N.P. : Si tu devais résumer, le flair qu’est ce que c’est pour toi ?

F.R. : Le flair c’est une façon de travailler. Ca ne doit pas être du jonglage car la finalité d’une routine de flair c’est que le liquide coule dans le shaker. Ca doit être une valeur ajoutée. Alors c’est vrai que bartender ce n’est pas primordial mais qu’est ce que c’est bien de savoir en faire.

bartending2.jpg N.P. : Même si c’est un peu en retard, en cette période de vœux, qu’est-ce qu’on peut te souhaiter pour cette nouvelle année ?

F.R. : Je me suis marié à la fin de l’année dernière donc un bébé ça serait bien, mais ça n’a rien à voir avec le bar (rires). Pour rester dans le sujet, et bien je dirais du travail bien sur, mais auprès des gens qui croient en notre métier. Et pas des gens qui exploitent notre savoir faire pour se faire de l’argent sur notre dos. On fait un show malgré tout et ça attire le regard, et c’est bon pour l’image de ces endroits, donc il devrait nous respecter un peu plus.
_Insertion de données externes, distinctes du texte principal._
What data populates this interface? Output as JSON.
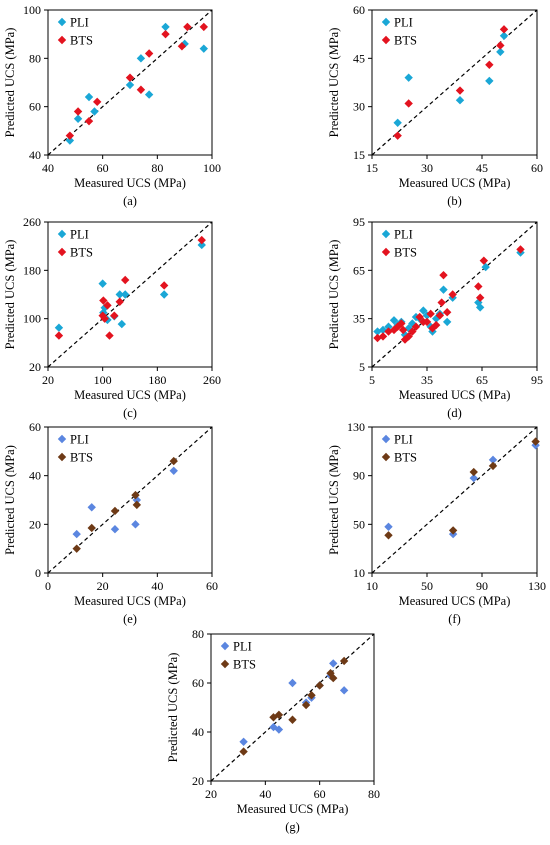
{
  "figure": {
    "colors": {
      "cyan": "#1aa7d6",
      "red": "#e3131f",
      "blue": "#5b86e0",
      "brown": "#6e3a16"
    },
    "panels": [
      {
        "caption": "(a)",
        "x_label": "Measured UCS (MPa)",
        "y_label": "Predicted UCS (MPa)"
      },
      {
        "caption": "(b)",
        "x_label": "Measured UCS (MPa)",
        "y_label": "Predicted UCS (MPa)"
      },
      {
        "caption": "(c)",
        "x_label": "Measured UCS (MPa)",
        "y_label": "Predicted UCS (MPa)"
      },
      {
        "caption": "(d)",
        "x_label": "Measured UCS (MPa)",
        "y_label": "Predicted UCS (MPa)"
      },
      {
        "caption": "(e)",
        "x_label": "Measured UCS (MPa)",
        "y_label": "Predicted UCS (MPa)"
      },
      {
        "caption": "(f)",
        "x_label": "Measured UCS (MPa)",
        "y_label": "Predicted UCS (MPa)"
      },
      {
        "caption": "(g)",
        "x_label": "Measured UCS (MPa)",
        "y_label": "Predicted UCS (MPa)"
      }
    ]
  },
  "chart_data": [
    {
      "type": "scatter",
      "panel": "(a)",
      "xlabel": "Measured UCS (MPa)",
      "ylabel": "Predicted UCS (MPa)",
      "xlim": [
        40,
        100
      ],
      "ylim": [
        40,
        100
      ],
      "xticks": [
        "40",
        "60",
        "80",
        "100"
      ],
      "yticks": [
        "40",
        "60",
        "80",
        "100"
      ],
      "reference_line": "y = x",
      "legend_position": "top-left",
      "series": [
        {
          "name": "PLI",
          "color": "#1aa7d6",
          "points": [
            [
              48,
              46
            ],
            [
              51,
              55
            ],
            [
              55,
              64
            ],
            [
              57,
              58
            ],
            [
              70,
              69
            ],
            [
              74,
              80
            ],
            [
              77,
              65
            ],
            [
              83,
              93
            ],
            [
              90,
              86
            ],
            [
              97,
              84
            ]
          ]
        },
        {
          "name": "BTS",
          "color": "#e3131f",
          "points": [
            [
              48,
              48
            ],
            [
              51,
              58
            ],
            [
              55,
              54
            ],
            [
              58,
              62
            ],
            [
              70,
              72
            ],
            [
              74,
              67
            ],
            [
              77,
              82
            ],
            [
              83,
              90
            ],
            [
              89,
              85
            ],
            [
              91,
              93
            ],
            [
              97,
              93
            ]
          ]
        }
      ]
    },
    {
      "type": "scatter",
      "panel": "(b)",
      "xlabel": "Measured UCS (MPa)",
      "ylabel": "Predicted UCS (MPa)",
      "xlim": [
        15,
        60
      ],
      "ylim": [
        15,
        60
      ],
      "xticks": [
        "15",
        "30",
        "45",
        "60"
      ],
      "yticks": [
        "15",
        "30",
        "45",
        "60"
      ],
      "reference_line": "y = x",
      "legend_position": "top-left",
      "series": [
        {
          "name": "PLI",
          "color": "#1aa7d6",
          "points": [
            [
              22,
              25
            ],
            [
              25,
              39
            ],
            [
              39,
              32
            ],
            [
              47,
              38
            ],
            [
              50,
              47
            ],
            [
              51,
              52
            ]
          ]
        },
        {
          "name": "BTS",
          "color": "#e3131f",
          "points": [
            [
              22,
              21
            ],
            [
              25,
              31
            ],
            [
              39,
              35
            ],
            [
              47,
              43
            ],
            [
              50,
              49
            ],
            [
              51,
              54
            ]
          ]
        }
      ]
    },
    {
      "type": "scatter",
      "panel": "(c)",
      "xlabel": "Measured UCS (MPa)",
      "ylabel": "Predicted UCS (MPa)",
      "xlim": [
        20,
        260
      ],
      "ylim": [
        20,
        260
      ],
      "xticks": [
        "20",
        "100",
        "180",
        "260"
      ],
      "yticks": [
        "20",
        "100",
        "180",
        "260"
      ],
      "reference_line": "y = x",
      "legend_position": "top-left",
      "series": [
        {
          "name": "PLI",
          "color": "#1aa7d6",
          "points": [
            [
              36,
              85
            ],
            [
              100,
              158
            ],
            [
              101,
              110
            ],
            [
              103,
              118
            ],
            [
              107,
              98
            ],
            [
              117,
              104
            ],
            [
              125,
              140
            ],
            [
              128,
              91
            ],
            [
              133,
              140
            ],
            [
              190,
              140
            ],
            [
              245,
              222
            ]
          ]
        },
        {
          "name": "BTS",
          "color": "#e3131f",
          "points": [
            [
              36,
              72
            ],
            [
              100,
              105
            ],
            [
              101,
              130
            ],
            [
              103,
              100
            ],
            [
              107,
              122
            ],
            [
              110,
              72
            ],
            [
              117,
              105
            ],
            [
              125,
              128
            ],
            [
              133,
              164
            ],
            [
              190,
              155
            ],
            [
              245,
              230
            ]
          ]
        }
      ]
    },
    {
      "type": "scatter",
      "panel": "(d)",
      "xlabel": "Measured UCS (MPa)",
      "ylabel": "Predicted UCS (MPa)",
      "xlim": [
        5,
        95
      ],
      "ylim": [
        5,
        95
      ],
      "xticks": [
        "5",
        "35",
        "65",
        "95"
      ],
      "yticks": [
        "5",
        "35",
        "65",
        "95"
      ],
      "reference_line": "y = x",
      "legend_position": "top-left",
      "series": [
        {
          "name": "PLI",
          "color": "#1aa7d6",
          "points": [
            [
              8,
              27
            ],
            [
              11,
              28
            ],
            [
              14,
              30
            ],
            [
              17,
              34
            ],
            [
              19,
              31
            ],
            [
              21,
              33
            ],
            [
              23,
              25
            ],
            [
              25,
              29
            ],
            [
              27,
              32
            ],
            [
              29,
              36
            ],
            [
              31,
              35
            ],
            [
              33,
              40
            ],
            [
              35,
              37
            ],
            [
              37,
              30
            ],
            [
              38,
              27
            ],
            [
              40,
              35
            ],
            [
              42,
              38
            ],
            [
              44,
              53
            ],
            [
              46,
              33
            ],
            [
              49,
              48
            ],
            [
              63,
              45
            ],
            [
              64,
              42
            ],
            [
              67,
              67
            ],
            [
              86,
              76
            ]
          ]
        },
        {
          "name": "BTS",
          "color": "#e3131f",
          "points": [
            [
              8,
              23
            ],
            [
              11,
              24
            ],
            [
              14,
              27
            ],
            [
              17,
              28
            ],
            [
              19,
              30
            ],
            [
              21,
              32
            ],
            [
              22,
              28
            ],
            [
              23,
              22
            ],
            [
              25,
              24
            ],
            [
              27,
              27
            ],
            [
              29,
              30
            ],
            [
              31,
              36
            ],
            [
              33,
              33
            ],
            [
              35,
              33
            ],
            [
              37,
              38
            ],
            [
              38,
              29
            ],
            [
              40,
              31
            ],
            [
              42,
              37
            ],
            [
              43,
              45
            ],
            [
              44,
              62
            ],
            [
              46,
              39
            ],
            [
              49,
              50
            ],
            [
              63,
              55
            ],
            [
              64,
              48
            ],
            [
              66,
              71
            ],
            [
              86,
              78
            ]
          ]
        }
      ]
    },
    {
      "type": "scatter",
      "panel": "(e)",
      "xlabel": "Measured UCS (MPa)",
      "ylabel": "Predicted UCS (MPa)",
      "xlim": [
        0,
        60
      ],
      "ylim": [
        0,
        60
      ],
      "xticks": [
        "0",
        "20",
        "40",
        "60"
      ],
      "yticks": [
        "0",
        "20",
        "40",
        "60"
      ],
      "reference_line": "y = x",
      "legend_position": "top-left",
      "series": [
        {
          "name": "PLI",
          "color": "#5b86e0",
          "points": [
            [
              10.5,
              16
            ],
            [
              16,
              27
            ],
            [
              24.5,
              18
            ],
            [
              32,
              20
            ],
            [
              32.5,
              30
            ],
            [
              46,
              42
            ]
          ]
        },
        {
          "name": "BTS",
          "color": "#6e3a16",
          "points": [
            [
              10.5,
              10
            ],
            [
              16,
              18.5
            ],
            [
              24.5,
              25.5
            ],
            [
              32,
              32
            ],
            [
              32.5,
              28
            ],
            [
              46,
              46
            ]
          ]
        }
      ]
    },
    {
      "type": "scatter",
      "panel": "(f)",
      "xlabel": "Measured UCS (MPa)",
      "ylabel": "Predicted UCS (MPa)",
      "xlim": [
        10,
        130
      ],
      "ylim": [
        10,
        130
      ],
      "xticks": [
        "10",
        "50",
        "90",
        "130"
      ],
      "yticks": [
        "10",
        "50",
        "90",
        "130"
      ],
      "reference_line": "y = x",
      "legend_position": "top-left",
      "series": [
        {
          "name": "PLI",
          "color": "#5b86e0",
          "points": [
            [
              22,
              48
            ],
            [
              69,
              42
            ],
            [
              84,
              88
            ],
            [
              98,
              103
            ],
            [
              129,
              115
            ]
          ]
        },
        {
          "name": "BTS",
          "color": "#6e3a16",
          "points": [
            [
              22,
              41
            ],
            [
              69,
              45
            ],
            [
              84,
              93
            ],
            [
              98,
              98
            ],
            [
              129,
              118
            ]
          ]
        }
      ]
    },
    {
      "type": "scatter",
      "panel": "(g)",
      "xlabel": "Measured UCS (MPa)",
      "ylabel": "Predicted UCS (MPa)",
      "xlim": [
        20,
        80
      ],
      "ylim": [
        20,
        80
      ],
      "xticks": [
        "20",
        "40",
        "60",
        "80"
      ],
      "yticks": [
        "20",
        "40",
        "60",
        "80"
      ],
      "reference_line": "y = x",
      "legend_position": "top-left",
      "series": [
        {
          "name": "PLI",
          "color": "#5b86e0",
          "points": [
            [
              32,
              36
            ],
            [
              43,
              42
            ],
            [
              45,
              41
            ],
            [
              50,
              60
            ],
            [
              55,
              52
            ],
            [
              57,
              54
            ],
            [
              60,
              59
            ],
            [
              64,
              63
            ],
            [
              65,
              68
            ],
            [
              69,
              57
            ]
          ]
        },
        {
          "name": "BTS",
          "color": "#6e3a16",
          "points": [
            [
              32,
              32
            ],
            [
              43,
              46
            ],
            [
              45,
              47
            ],
            [
              50,
              45
            ],
            [
              55,
              51
            ],
            [
              57,
              55
            ],
            [
              60,
              59
            ],
            [
              64,
              64
            ],
            [
              65,
              62
            ],
            [
              69,
              69
            ]
          ]
        }
      ]
    }
  ]
}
N.P. : On arrive au terme de notre entretien, aurais-tu une anecdote à nous raconter ?

F.R. : Une anecdote ? (Il réfléchit) Ben oui j’en ai une. Comme je te l’ai dit, je me suis marié en Octobre dernier et avec ma femme nous sommes partis en voyage de noces à Anguilla. Et tu sais ce que j’ai trouvé en posant ma serviette sur la plage ? Une bouteille de Bacardi vide !!! Et du coup, je me suis retrouvé à faire du flair sous les cocotiers sous les yeux de ma femme. Comme quoi, le destin… Tu vois après quelques années, peu importe où je sois, je me sens attiré par les objets et j’essaye de faire du flair avec tout ce qui m’entoure, mon téléphone, le gel douche, le tube de dentifrice, etc. mais je ne suis pas malade !!! (rires)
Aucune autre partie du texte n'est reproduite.